DianDi Daily(第20240703期)

DianDi Daily(第20240703期)

Capital Market Reform Urgently Needed / 资本市场改革迫在眉睫

DianDi Daily(第20240703期)

A leading financial expert in China has called for urgent reforms to the country’s stock market.

This comes after a big company called Evergrande(恒大) ran into a lot of trouble because of the money it owed.

The expert, Wu Xiaoqiu, thinks it’s really important to make sure that the rules about money are followed and that the money system helps everyone, not just big companies. He also emphasized the need for closer scrutiny of new companies entering the stock market.

The Chinese stock market got a little better on Monday after some problems. This is good news and shows that things might be getting better soon.

A leading financial expert and senior economist is calling for urgent reforms in China’s capital market following the recent debt troubles of property giant Evergrande(恒大). Wu Xiaoqiu, former vice-president of Renmin University of China and dean of the National Academy of Financial Research, emphasized the need for deepened reforms to prevent rule violations and prioritize the interests of investors.

The upcoming plenary session of the 20th Communist Party of China Central Committee is expected to focus on key reform and opening-up agenda points, with financial reform taking a central stage.

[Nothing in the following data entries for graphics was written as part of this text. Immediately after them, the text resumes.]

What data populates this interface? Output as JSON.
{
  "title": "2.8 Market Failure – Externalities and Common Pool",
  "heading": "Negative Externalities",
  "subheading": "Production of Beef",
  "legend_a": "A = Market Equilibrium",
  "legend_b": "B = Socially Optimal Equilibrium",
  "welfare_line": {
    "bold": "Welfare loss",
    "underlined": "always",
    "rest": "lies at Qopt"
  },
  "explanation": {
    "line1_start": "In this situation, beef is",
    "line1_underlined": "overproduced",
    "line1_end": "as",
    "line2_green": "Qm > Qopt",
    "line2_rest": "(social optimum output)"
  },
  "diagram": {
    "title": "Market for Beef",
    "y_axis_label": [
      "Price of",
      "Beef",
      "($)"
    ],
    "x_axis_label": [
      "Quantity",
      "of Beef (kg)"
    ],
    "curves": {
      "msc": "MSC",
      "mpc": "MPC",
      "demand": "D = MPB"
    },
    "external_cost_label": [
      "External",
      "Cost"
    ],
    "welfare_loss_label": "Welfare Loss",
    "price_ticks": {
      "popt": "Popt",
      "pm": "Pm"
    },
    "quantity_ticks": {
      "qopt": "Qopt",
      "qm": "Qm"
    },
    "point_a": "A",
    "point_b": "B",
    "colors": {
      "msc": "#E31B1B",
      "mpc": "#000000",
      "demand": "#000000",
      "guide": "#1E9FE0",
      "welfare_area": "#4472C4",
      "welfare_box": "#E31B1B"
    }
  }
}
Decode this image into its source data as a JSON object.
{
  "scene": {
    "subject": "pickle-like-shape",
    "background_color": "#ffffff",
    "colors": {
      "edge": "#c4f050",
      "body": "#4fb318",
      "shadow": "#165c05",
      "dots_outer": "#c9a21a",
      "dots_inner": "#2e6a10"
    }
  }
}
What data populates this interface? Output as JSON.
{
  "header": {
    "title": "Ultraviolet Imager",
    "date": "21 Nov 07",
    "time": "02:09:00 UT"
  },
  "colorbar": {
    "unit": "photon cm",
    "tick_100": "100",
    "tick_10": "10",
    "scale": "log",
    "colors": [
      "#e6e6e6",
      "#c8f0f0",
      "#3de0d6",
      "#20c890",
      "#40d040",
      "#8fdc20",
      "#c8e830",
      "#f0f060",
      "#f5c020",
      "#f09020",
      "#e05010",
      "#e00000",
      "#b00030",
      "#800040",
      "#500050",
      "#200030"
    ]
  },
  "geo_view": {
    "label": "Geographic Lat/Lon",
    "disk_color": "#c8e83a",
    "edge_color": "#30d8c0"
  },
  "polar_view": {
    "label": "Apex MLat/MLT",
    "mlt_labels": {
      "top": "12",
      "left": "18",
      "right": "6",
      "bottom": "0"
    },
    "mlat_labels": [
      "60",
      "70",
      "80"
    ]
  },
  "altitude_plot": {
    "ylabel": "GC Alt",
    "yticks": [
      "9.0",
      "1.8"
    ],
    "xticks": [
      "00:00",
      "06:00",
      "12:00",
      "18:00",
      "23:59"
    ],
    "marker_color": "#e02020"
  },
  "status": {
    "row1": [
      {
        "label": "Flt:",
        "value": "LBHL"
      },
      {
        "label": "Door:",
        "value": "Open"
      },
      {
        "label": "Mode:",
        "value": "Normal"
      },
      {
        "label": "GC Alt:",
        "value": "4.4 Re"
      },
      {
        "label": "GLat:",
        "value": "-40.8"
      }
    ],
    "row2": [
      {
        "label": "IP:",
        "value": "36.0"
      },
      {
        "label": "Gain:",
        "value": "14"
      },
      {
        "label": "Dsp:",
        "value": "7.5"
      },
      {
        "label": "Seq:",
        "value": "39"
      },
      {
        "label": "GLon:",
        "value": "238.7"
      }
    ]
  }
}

Wu highlighted the need to improve the regulatory mechanism systematically, emphasizing the importance of enhancing the credit system, regulatory framework, and risk identification capabilities.

He also suggested that China could learn from the US regulatory system to prevent incidents like the Evergrande fraud. The China Securities Regulatory Commission is considering new measures to strengthen administrative, criminal, and civil accountability for illegal activities to protect the legitimate rights of smaller investors.

Wu also emphasized the need to shift the focus of China’s capital market from serving the financing needs of listed companies to helping investors manage their wealth, aiming to provide better returns for investors and ensure the market’s growth.

The expert also mentioned the need for stricter evaluation of IPO applications and the suspension of the securities refinancing mechanism if necessary.

The China A-share market rallied on Monday following a downturn since late May, with the benchmark Shanghai Composite Index up by 0.92 percent.

What is the financial expert Wu Xiaoqiu’s opinion on the securities refinancing mechanism in China’s A-share market?

A) He believes it is an effective way to protect investor interests.

B) He thinks it is a crucial part of the market’s growth and should be expanded.

C) He considers it a ridiculous mechanism that overlooks many investor interests.

D) He believes it is a necessary step to prevent market downturns and should be encouraged.

C) He considers it a ridiculous mechanism that overlooks many investor interests.

Explanation: In the article, Wu Xiaoqiu is quoted as saying that the current practice of securities refinancing in the A-share market is a “ridiculous mechanism” that overlooks many investor interests. This indicates his negative opinion of the securities refinancing mechanism.